Another high-risk group of people who might experience long term effects of the experiences surrounding the pandemic are children. Experiencing a natural disaster by age 5 has been shown to significantly increase the risk of mental health and substance use disorders in adults [26]. In addition to the direct experience of the natural disaster, this response is also likely due to changing parenting styles [26]. Parenting styles during natural disasters demonstrated increases in maltreatment behaviors and emotional support [26]. This highlights the importance of identifying children and parents that may be experiencing greater amounts of stress or are unable to cope with new stressors.
While there are many different aspects to how an infectious disease outbreak and a natural disaster affect mental health, there are also similarities. An abrupt change in daily life, a sense of uncertainty about the future, resource limitations, fear for personal well-being, increased use of media and spread of misinformation represent a few of the similar experiences felt during a pandemic and natural disaster.

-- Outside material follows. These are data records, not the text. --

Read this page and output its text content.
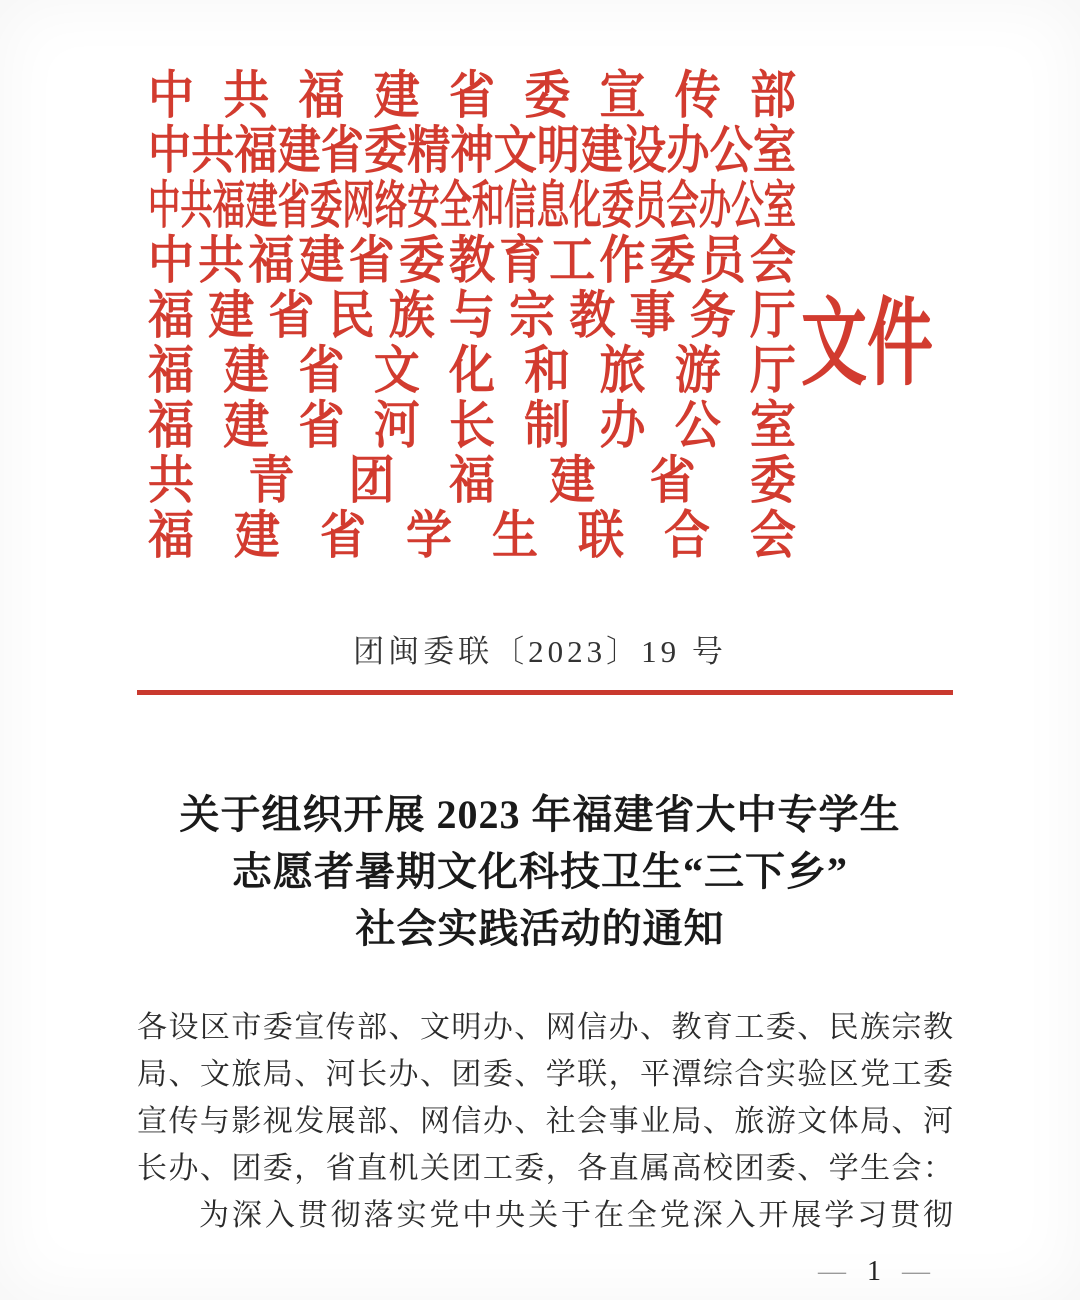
中 共 福 建 省 委 宣 传 部
中 共 福 建 省 委 精 神 文 明 建 设 办 公 室
中 共 福 建 省 委 网 络 安 全 和 信 息 化 委 员 会 办 公 室
中 共 福 建 省 委 教 育 工 作 委 员 会
福 建 省 民 族 与 宗 教 事 务 厅
福 建 省 文 化 和 旅 游 厅
福 建 省 河 长 制 办 公 室
共 青 团 福 建 省 委
福 建 省 学 生 联 合 会
文件
团闽委联〔2023〕19 号
关于组织开展 2023 年福建省大中专学生
志愿者暑期文化科技卫生“三下乡”
社会实践活动的通知
各 设 区 市 委 宣 传 部 、 文 明 办 、 网 信 办 、 教 育 工 委 、 民 族 宗 教
局 、 文 旅 局 、 河 长 办 、 团 委 、 学 联 ， 平 潭 综 合 实 验 区 党 工 委
宣 传 与 影 视 发 展 部 、 网 信 办 、 社 会 事 业 局 、 旅 游 文 体 局 、 河
长 办 、 团 委 ， 省 直 机 关 团 工 委 ， 各 直 属 高 校 团 委 、 学 生 会 ：
为 深 入 贯 彻 落 实 党 中 央 关 于 在 全 党 深 入 开 展 学 习 贯 彻
— 1 —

Anticipated Psychiatric Effects of COVID-19
In the last week of March 2020, there were over 3 million unemployment claims in the U.S [27]. In addition to the fear and uncertainty surrounding control of the spread of disease; unemployment; potential threat to meeting physiological needs of self and loved ones; and the numerous other biopsychosocial stressors experienced are all likely to pose a threat to mental well-being. This can manifest as acute exacerbations of known disorders in stable patients, new onset of mental disorders in vulnerable patients, stressor-related disorders, and a host of other psychiatric symptoms. This is likely to necessitate a system-readiness for providing psychological support and for making sure that appropriate resources to provide evidence-based interventions are in place.
One of the widespread methods to control spread of disease during the COVID-19 outbreak is the use of quarantine. A review published on the psychological impact of quarantine in past pandemics identified resulting post-traumatic stress symptoms, confusion, and anger as commonly experienced negative psychological effects [28]. Stressors during quarantine included infection fear, frustration, boredom, inadequate supplies, inadequate information, financial loss, stigma, and increasing quarantine duration [28]. The numerous psychological effects and additional stressors demonstrated by past quarantines are likely to reappear.
While the psychological distress during and following COVID-19 is an enormous threat to mental well-being in communities across the globe, the human central nervous system may also be directly affected by the immunologic response of the virus itself [29]. While neuropsychiatric sequelae may only be experienced by a fraction of cases, given the global burden of COVID-19 infection the implications of any delayed complication will be significant. With neuropsychiatric symptoms as a result of viral infection in the past being noted, they have largely been unexplored. Troyer et, al. suggest that the psychoneuroimmunology perspective following the COVID-19 pandemic will be an important aspect in the developing effects of the current pandemic [29].